At least I assumed so, until Jericho spoke.
“I’d imagine not,” he said. “The seer’s shroud still runs through your friends’ veins, and as for me … I can block prying eyes from foreseeing my future when I want. No one save for perhaps the devil will know of this conversation.”
So Jericho had taken precautions I hadn’t even considered.
“You’ll have one chance.” Jericho lifted his head to the sky. The wind was picking up, and I could faintly hear the violent crash of the surf in the distance.
“Your presence affects not just the people, but the very nature of this realm,” Jericho said. “The skies and sea rebel. Fires blaze, the earth quakes. If you don’t take it when the time comes, then this all ends.
“Heaven and hell are moving in. Beings that have no business traversing this plane are now entering it.” He picked up my wrist. “Some through your blood rites, some through the celestial gates.
“You are the cause hell fights for. The cause heaven fights against. But—” Jericho’s eyes got devious, “the quill will allow you to right these wrongs and return the world to the way it once was.”
I narrowed my eyes at him. What was so damned special about this pen? “Can’t I just tell a few angels that I’m on their side?”
“And why would they believe you? You are the devil’s wife—the Deceiver’s wife—and the queen of the damned. No one will believe you.”
“Do you?”
“It is not in my place to judge.”
“And a glorified pen is?”
“It can only scribe true intentions. You
use the quill, you bind your entire essence with it.”
Alright, it was a pen with a built-in lie detector.
“You only get a single chance to use this quill,” he said. “One. So whatever you write, you must think long and hard about it.” His eyes went to the sky again. “And you must wait until the time is right before you use it.”
Apprehension tightened my stomach. “What’s that supposed to mean?”
“Last time we talked, I told you that you wouldn’t be able to use it until you died. Now I am telling you that you will not be able to use it until you feel compelled to.”
Was he serious? I spent half of my day in hell. “But I already feel compelled to use it.”
“No, you don’t. At some point, you will though. And that, my dear, is when you must scribe your plea.”
“But I don’t know where it is.”
“That too will be apparent in time.” He closed his eyes and breathed in the air. “Hell rises, heaven falls, and earth rebels. I must go.”
Jericho stepped away from me. “Remember my words, Gabrielle. A war emerges that will rip worlds apart, and only you can stop it.”
Chapter 21
Gabrielle
“No pressure or anything,” Oliver said, sauntering back with Leanne’s hand tucked in the crook of his arm.

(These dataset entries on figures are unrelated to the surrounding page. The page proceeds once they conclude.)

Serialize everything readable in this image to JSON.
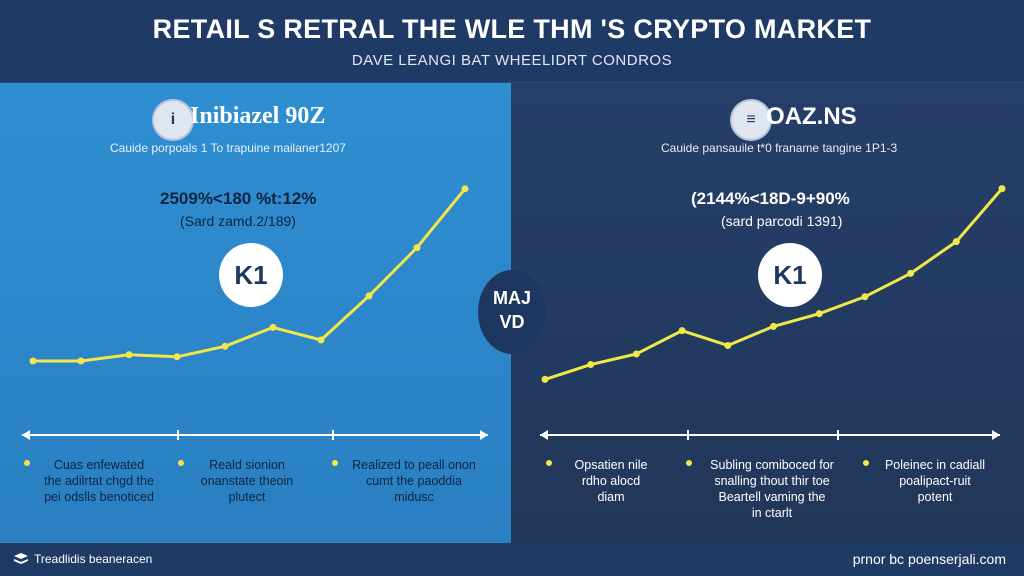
{
  "header": {
    "title": "RETAIL S RETRAL THE WLE THM 'S CRYPTO MARKET",
    "subtitle": "DAVE LEANGI BAT WHEELIDRT CONDROS"
  },
  "left_panel": {
    "logo_glyph": "i",
    "brand": "Inibiazel 90Z",
    "caption": "Cauide porpoals 1 To trapuine mailaner1207",
    "stat": "2509%<180 %t:12%",
    "period": "(Sard zamd.2/189)",
    "badge": "K1",
    "bullets": [
      "Cuas enfewated\nthe adilrtat chgd the\npei odslls benoticed",
      "Reald sionion\nonanstate theoin\nplutect",
      "Realized to peall onon\ncumt the paoddia\nmidusc"
    ],
    "accent": "#f1e64a",
    "background": "#2f8fd1"
  },
  "right_panel": {
    "logo_glyph": "≡",
    "brand": "OAZ.NS",
    "caption": "Cauide pansauile t*0 franame tangine 1P1-3",
    "stat": "(2144%<18D-9+90%",
    "period": "(sard parcodi 1391)",
    "badge": "K1",
    "bullets": [
      "Opsatien nile\nrdho alocd\ndiam",
      "Subling comiboced for\nsnalling thout thir toe\nBeartell vaming the\nin ctarlt",
      "Poleinec in cadiall\npoalipact-ruit\npotent"
    ],
    "accent": "#f1e64a",
    "background": "#263f68"
  },
  "center_badge": {
    "line1": "MAJ",
    "line2": "VD"
  },
  "footer": {
    "left": "Treadlidis beaneracen",
    "right": "prnor bc poenserjali.com"
  },
  "chart_data": [
    {
      "type": "line",
      "title": "",
      "xlabel": "",
      "ylabel": "",
      "x": [
        0,
        1,
        2,
        3,
        4,
        5,
        6,
        7,
        8,
        9
      ],
      "series": [
        {
          "values": [
            10,
            10,
            13,
            12,
            17,
            26,
            20,
            41,
            64,
            92
          ]
        }
      ],
      "xlim": [
        0,
        9
      ],
      "ylim": [
        0,
        100
      ],
      "grid": false,
      "color": "#f1e64a"
    },
    {
      "type": "line",
      "title": "",
      "xlabel": "",
      "ylabel": "",
      "x": [
        0,
        1,
        2,
        3,
        4,
        5,
        6,
        7,
        8,
        9,
        10
      ],
      "series": [
        {
          "values": [
            5,
            12,
            17,
            28,
            21,
            30,
            36,
            44,
            55,
            70,
            95
          ]
        }
      ],
      "xlim": [
        0,
        10
      ],
      "ylim": [
        0,
        100
      ],
      "grid": false,
      "color": "#f1e64a"
    }
  ]
}
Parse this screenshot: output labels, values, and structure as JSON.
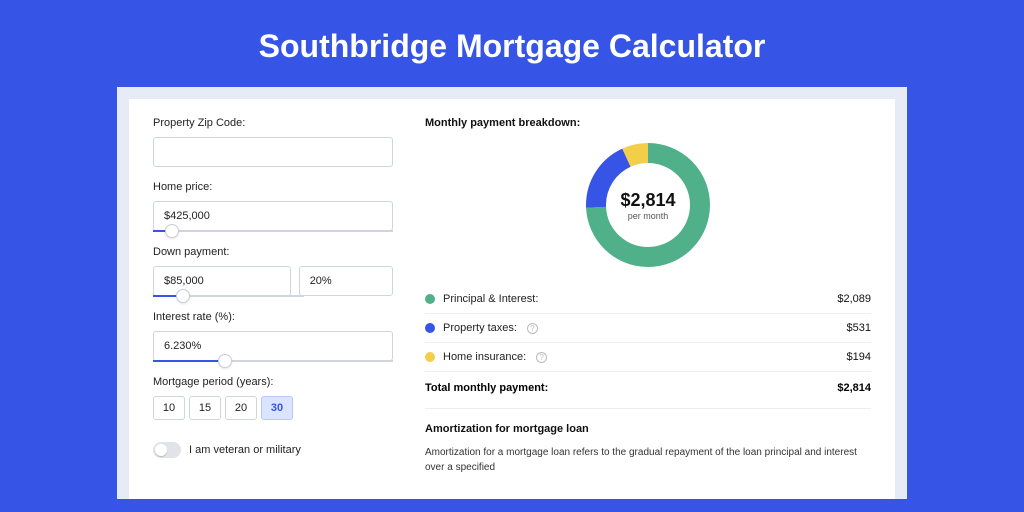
{
  "page": {
    "title": "Southbridge Mortgage Calculator",
    "background_color": "#3654e6",
    "card_background": "#ffffff",
    "card_wrap_background": "#e6ebf5"
  },
  "form": {
    "zip": {
      "label": "Property Zip Code:",
      "value": ""
    },
    "home_price": {
      "label": "Home price:",
      "value": "$425,000",
      "slider_pct": 8
    },
    "down_payment": {
      "label": "Down payment:",
      "amount": "$85,000",
      "percent": "20%",
      "slider_pct": 20
    },
    "interest_rate": {
      "label": "Interest rate (%):",
      "value": "6.230%",
      "slider_pct": 30
    },
    "period": {
      "label": "Mortgage period (years):",
      "options": [
        "10",
        "15",
        "20",
        "30"
      ],
      "selected": "30"
    },
    "veteran": {
      "label": "I am veteran or military",
      "checked": false
    }
  },
  "breakdown": {
    "title": "Monthly payment breakdown:",
    "donut": {
      "amount": "$2,814",
      "sub": "per month",
      "size": 124,
      "stroke_width": 20,
      "slices": [
        {
          "key": "principal_interest",
          "color": "#4fb08a",
          "pct": 74.2
        },
        {
          "key": "property_taxes",
          "color": "#3654e6",
          "pct": 18.9
        },
        {
          "key": "home_insurance",
          "color": "#f2ce4b",
          "pct": 6.9
        }
      ]
    },
    "legend": [
      {
        "label": "Principal & Interest:",
        "value": "$2,089",
        "color": "#4fb08a",
        "help": false
      },
      {
        "label": "Property taxes:",
        "value": "$531",
        "color": "#3654e6",
        "help": true
      },
      {
        "label": "Home insurance:",
        "value": "$194",
        "color": "#f2ce4b",
        "help": true
      }
    ],
    "total": {
      "label": "Total monthly payment:",
      "value": "$2,814"
    }
  },
  "amortization": {
    "title": "Amortization for mortgage loan",
    "text": "Amortization for a mortgage loan refers to the gradual repayment of the loan principal and interest over a specified"
  }
}
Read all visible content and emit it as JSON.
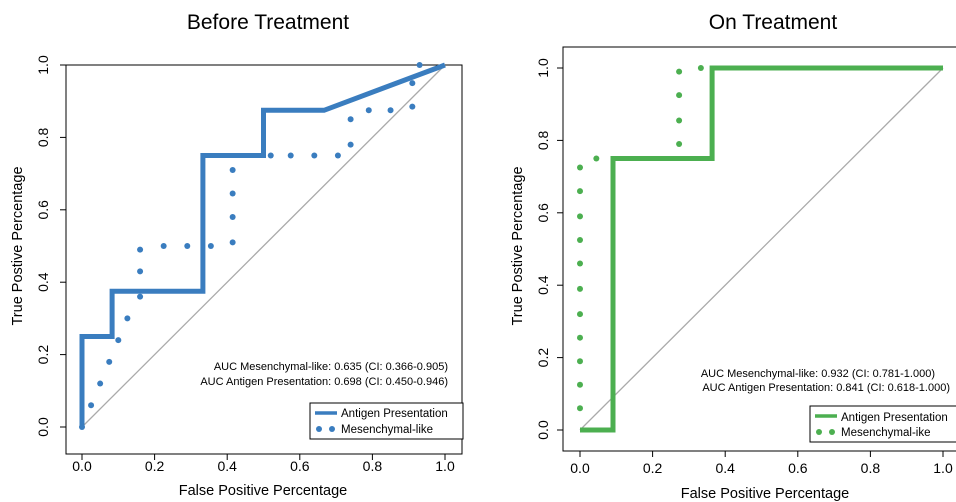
{
  "chart_data": [
    {
      "type": "line",
      "title": "Before Treatment",
      "xlabel": "False Positive Percentage",
      "ylabel": "True Postive Percentage",
      "xlim": [
        0,
        1
      ],
      "ylim": [
        0,
        1
      ],
      "xticks": [
        "0.0",
        "0.2",
        "0.4",
        "0.6",
        "0.8",
        "1.0"
      ],
      "yticks": [
        "0.0",
        "0.2",
        "0.4",
        "0.6",
        "0.8",
        "1.0"
      ],
      "color": "#3a7dbf",
      "diagonal_color": "#aaaaaa",
      "annotations": [
        "AUC Mesenchymal-like: 0.635 (CI: 0.366-0.905)",
        "AUC Antigen Presentation: 0.698 (CI: 0.450-0.946)"
      ],
      "legend_position": "bottom-right",
      "legend": [
        {
          "label": "Antigen Presentation",
          "style": "solid"
        },
        {
          "label": "Mesenchymal-like",
          "style": "dotted"
        }
      ],
      "series": [
        {
          "name": "Antigen Presentation",
          "style": "solid",
          "x": [
            0,
            0,
            0.083,
            0.083,
            0.333,
            0.333,
            0.5,
            0.5,
            0.667,
            1.0
          ],
          "y": [
            0,
            0.25,
            0.25,
            0.375,
            0.375,
            0.75,
            0.75,
            0.875,
            0.875,
            1.0
          ]
        },
        {
          "name": "Mesenchymal-like",
          "style": "dotted",
          "x": [
            0,
            0.025,
            0.05,
            0.075,
            0.1,
            0.125,
            0.16,
            0.16,
            0.16,
            0.225,
            0.29,
            0.355,
            0.415,
            0.415,
            0.415,
            0.415,
            0.52,
            0.575,
            0.64,
            0.705,
            0.74,
            0.74,
            0.79,
            0.85,
            0.91,
            0.91,
            0.93
          ],
          "y": [
            0,
            0.06,
            0.12,
            0.18,
            0.24,
            0.3,
            0.36,
            0.43,
            0.49,
            0.5,
            0.5,
            0.5,
            0.51,
            0.58,
            0.645,
            0.71,
            0.75,
            0.75,
            0.75,
            0.75,
            0.78,
            0.85,
            0.875,
            0.875,
            0.885,
            0.95,
            1.0
          ]
        }
      ]
    },
    {
      "type": "line",
      "title": "On Treatment",
      "xlabel": "False Positive Percentage",
      "ylabel": "True Postive Percentage",
      "xlim": [
        0,
        1
      ],
      "ylim": [
        0,
        1
      ],
      "xticks": [
        "0.0",
        "0.2",
        "0.4",
        "0.6",
        "0.8",
        "1.0"
      ],
      "yticks": [
        "0.0",
        "0.2",
        "0.4",
        "0.6",
        "0.8",
        "1.0"
      ],
      "color": "#4caf50",
      "diagonal_color": "#aaaaaa",
      "annotations": [
        "AUC Mesenchymal-like: 0.932 (CI: 0.781-1.000)",
        "AUC Antigen Presentation: 0.841 (CI: 0.618-1.000)"
      ],
      "legend_position": "bottom-right",
      "legend": [
        {
          "label": "Antigen Presentation",
          "style": "solid"
        },
        {
          "label": "Mesenchymal-ike",
          "style": "dotted"
        }
      ],
      "series": [
        {
          "name": "Antigen Presentation",
          "style": "solid",
          "x": [
            0,
            0.091,
            0.091,
            0.364,
            0.364,
            1.0
          ],
          "y": [
            0,
            0,
            0.75,
            0.75,
            1.0,
            1.0
          ]
        },
        {
          "name": "Mesenchymal-ike",
          "style": "dotted",
          "x": [
            0,
            0,
            0,
            0,
            0,
            0,
            0,
            0,
            0,
            0,
            0,
            0.045,
            0.273,
            0.273,
            0.273,
            0.273,
            0.333
          ],
          "y": [
            0.06,
            0.125,
            0.19,
            0.255,
            0.32,
            0.39,
            0.46,
            0.525,
            0.59,
            0.66,
            0.725,
            0.75,
            0.79,
            0.855,
            0.925,
            0.99,
            1.0
          ]
        }
      ]
    }
  ]
}
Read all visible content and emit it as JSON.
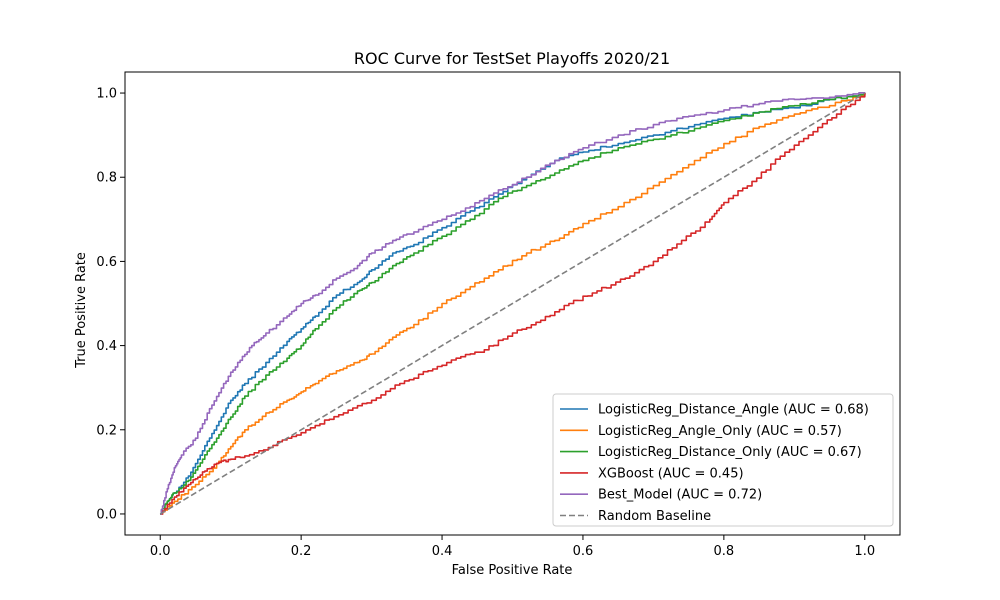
{
  "chart_data": {
    "type": "line",
    "title": "ROC Curve for TestSet Playoffs 2020/21",
    "xlabel": "False Positive Rate",
    "ylabel": "True Positive Rate",
    "xlim": [
      -0.05,
      1.05
    ],
    "ylim": [
      -0.05,
      1.05
    ],
    "xticks": [
      0.0,
      0.2,
      0.4,
      0.6,
      0.8,
      1.0
    ],
    "yticks": [
      0.0,
      0.2,
      0.4,
      0.6,
      0.8,
      1.0
    ],
    "tick_labels": [
      "0.0",
      "0.2",
      "0.4",
      "0.6",
      "0.8",
      "1.0"
    ],
    "grid": false,
    "legend_position": "lower-right",
    "series": [
      {
        "name": "LogisticReg_Distance_Angle (AUC = 0.68)",
        "color": "#1f77b4",
        "dash": "solid",
        "x": [
          0.0,
          0.01,
          0.02,
          0.04,
          0.06,
          0.08,
          0.1,
          0.12,
          0.15,
          0.18,
          0.2,
          0.22,
          0.25,
          0.28,
          0.3,
          0.33,
          0.36,
          0.4,
          0.44,
          0.48,
          0.52,
          0.56,
          0.6,
          0.65,
          0.7,
          0.75,
          0.8,
          0.85,
          0.9,
          0.95,
          1.0
        ],
        "y": [
          0.0,
          0.03,
          0.05,
          0.09,
          0.15,
          0.21,
          0.27,
          0.31,
          0.36,
          0.41,
          0.44,
          0.47,
          0.52,
          0.55,
          0.58,
          0.62,
          0.64,
          0.68,
          0.72,
          0.76,
          0.8,
          0.84,
          0.86,
          0.88,
          0.9,
          0.92,
          0.94,
          0.955,
          0.965,
          0.985,
          1.0
        ]
      },
      {
        "name": "LogisticReg_Angle_Only (AUC = 0.57)",
        "color": "#ff7f0e",
        "dash": "solid",
        "x": [
          0.0,
          0.02,
          0.05,
          0.08,
          0.1,
          0.12,
          0.15,
          0.18,
          0.2,
          0.22,
          0.25,
          0.28,
          0.3,
          0.33,
          0.36,
          0.4,
          0.44,
          0.48,
          0.52,
          0.56,
          0.6,
          0.65,
          0.7,
          0.75,
          0.8,
          0.85,
          0.9,
          0.95,
          1.0
        ],
        "y": [
          0.0,
          0.03,
          0.07,
          0.12,
          0.16,
          0.2,
          0.24,
          0.27,
          0.29,
          0.31,
          0.34,
          0.36,
          0.38,
          0.42,
          0.45,
          0.5,
          0.54,
          0.58,
          0.62,
          0.65,
          0.69,
          0.73,
          0.78,
          0.83,
          0.88,
          0.92,
          0.95,
          0.97,
          1.0
        ]
      },
      {
        "name": "LogisticReg_Distance_Only (AUC = 0.67)",
        "color": "#2ca02c",
        "dash": "solid",
        "x": [
          0.0,
          0.01,
          0.02,
          0.04,
          0.06,
          0.08,
          0.1,
          0.12,
          0.15,
          0.18,
          0.2,
          0.22,
          0.25,
          0.28,
          0.3,
          0.33,
          0.36,
          0.4,
          0.44,
          0.48,
          0.52,
          0.56,
          0.6,
          0.65,
          0.7,
          0.75,
          0.8,
          0.85,
          0.9,
          0.95,
          1.0
        ],
        "y": [
          0.0,
          0.03,
          0.05,
          0.08,
          0.13,
          0.18,
          0.23,
          0.28,
          0.33,
          0.37,
          0.4,
          0.44,
          0.49,
          0.53,
          0.55,
          0.59,
          0.62,
          0.66,
          0.7,
          0.75,
          0.78,
          0.81,
          0.84,
          0.87,
          0.89,
          0.91,
          0.935,
          0.955,
          0.97,
          0.985,
          1.0
        ]
      },
      {
        "name": "XGBoost (AUC = 0.45)",
        "color": "#d62728",
        "dash": "solid",
        "x": [
          0.0,
          0.02,
          0.04,
          0.06,
          0.08,
          0.1,
          0.14,
          0.18,
          0.22,
          0.26,
          0.3,
          0.34,
          0.38,
          0.42,
          0.46,
          0.5,
          0.54,
          0.58,
          0.62,
          0.66,
          0.7,
          0.74,
          0.78,
          0.8,
          0.84,
          0.88,
          0.92,
          0.96,
          1.0
        ],
        "y": [
          0.0,
          0.04,
          0.07,
          0.1,
          0.12,
          0.13,
          0.15,
          0.18,
          0.21,
          0.24,
          0.27,
          0.31,
          0.34,
          0.37,
          0.39,
          0.43,
          0.46,
          0.5,
          0.53,
          0.56,
          0.6,
          0.65,
          0.7,
          0.74,
          0.79,
          0.85,
          0.9,
          0.95,
          1.0
        ]
      },
      {
        "name": "Best_Model (AUC = 0.72)",
        "color": "#9467bd",
        "dash": "solid",
        "x": [
          0.0,
          0.01,
          0.02,
          0.03,
          0.05,
          0.07,
          0.09,
          0.11,
          0.13,
          0.15,
          0.18,
          0.2,
          0.22,
          0.25,
          0.28,
          0.3,
          0.33,
          0.36,
          0.4,
          0.44,
          0.48,
          0.52,
          0.56,
          0.6,
          0.65,
          0.7,
          0.75,
          0.8,
          0.85,
          0.9,
          0.95,
          1.0
        ],
        "y": [
          0.0,
          0.06,
          0.11,
          0.14,
          0.18,
          0.25,
          0.31,
          0.36,
          0.4,
          0.43,
          0.47,
          0.5,
          0.52,
          0.56,
          0.59,
          0.62,
          0.65,
          0.67,
          0.7,
          0.73,
          0.77,
          0.8,
          0.84,
          0.87,
          0.9,
          0.925,
          0.945,
          0.96,
          0.975,
          0.985,
          0.99,
          1.0
        ]
      },
      {
        "name": "Random Baseline",
        "color": "#808080",
        "dash": "dashed",
        "x": [
          0.0,
          1.0
        ],
        "y": [
          0.0,
          1.0
        ]
      }
    ]
  }
}
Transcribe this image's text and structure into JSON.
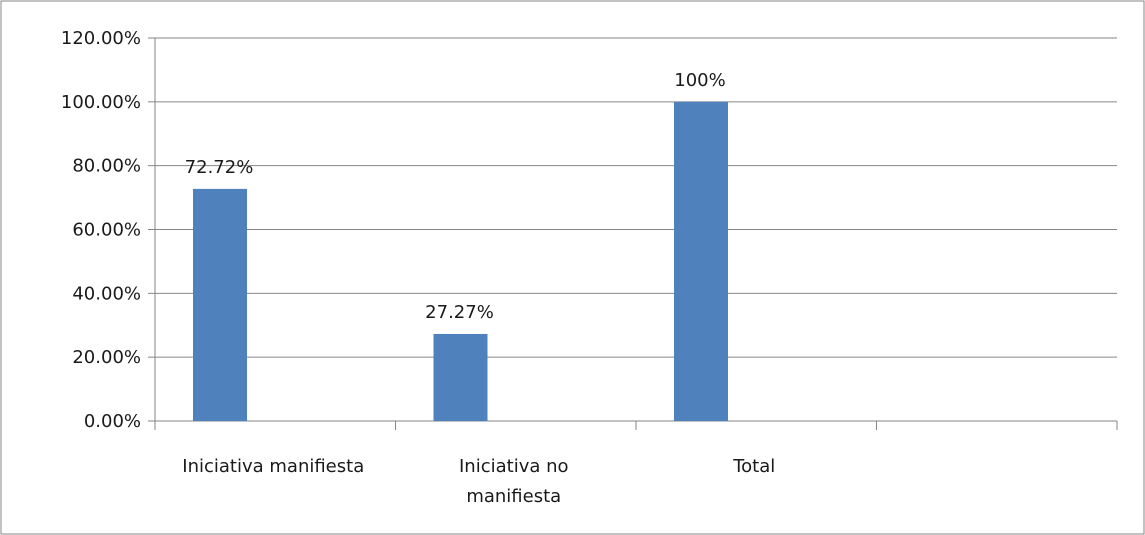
{
  "chart_data": {
    "type": "bar",
    "title": "",
    "xlabel": "",
    "ylabel": "",
    "categories": [
      [
        "Iniciativa manifiesta"
      ],
      [
        "Iniciativa no",
        "manifiesta"
      ],
      [
        "Total"
      ],
      [
        ""
      ]
    ],
    "values": [
      72.72,
      27.27,
      100,
      null
    ],
    "data_labels": [
      "72.72%",
      "27.27%",
      "100%",
      ""
    ],
    "ylim": [
      0,
      120
    ],
    "yticks": [
      0,
      20,
      40,
      60,
      80,
      100,
      120
    ],
    "ytick_labels": [
      "0.00%",
      "20.00%",
      "40.00%",
      "60.00%",
      "80.00%",
      "100.00%",
      "120.00%"
    ],
    "grid": true,
    "legend": "none",
    "colors": {
      "bar": "#4F81BD",
      "grid": "#868686",
      "axis": "#868686",
      "frame": "#868686"
    }
  }
}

“You heard that?” I picked my way around the ancient stone structures. The moment Jericho left, the violence riding me receded. I could finally relax my muscles now that I didn’t fear I’d jump someone in a fit of rage.
“I’m a fairy. What did you expect?”
Good point.
Next to him, Leanne stared out, her eyes unfocused. She murmured under her breath. The words that I caught—such as bloodbath, death, and damnation—I chose to ignore.
“How long has she been like that?” I jerked my chin towards her.
“The real question, sweets, is when is she not like this?”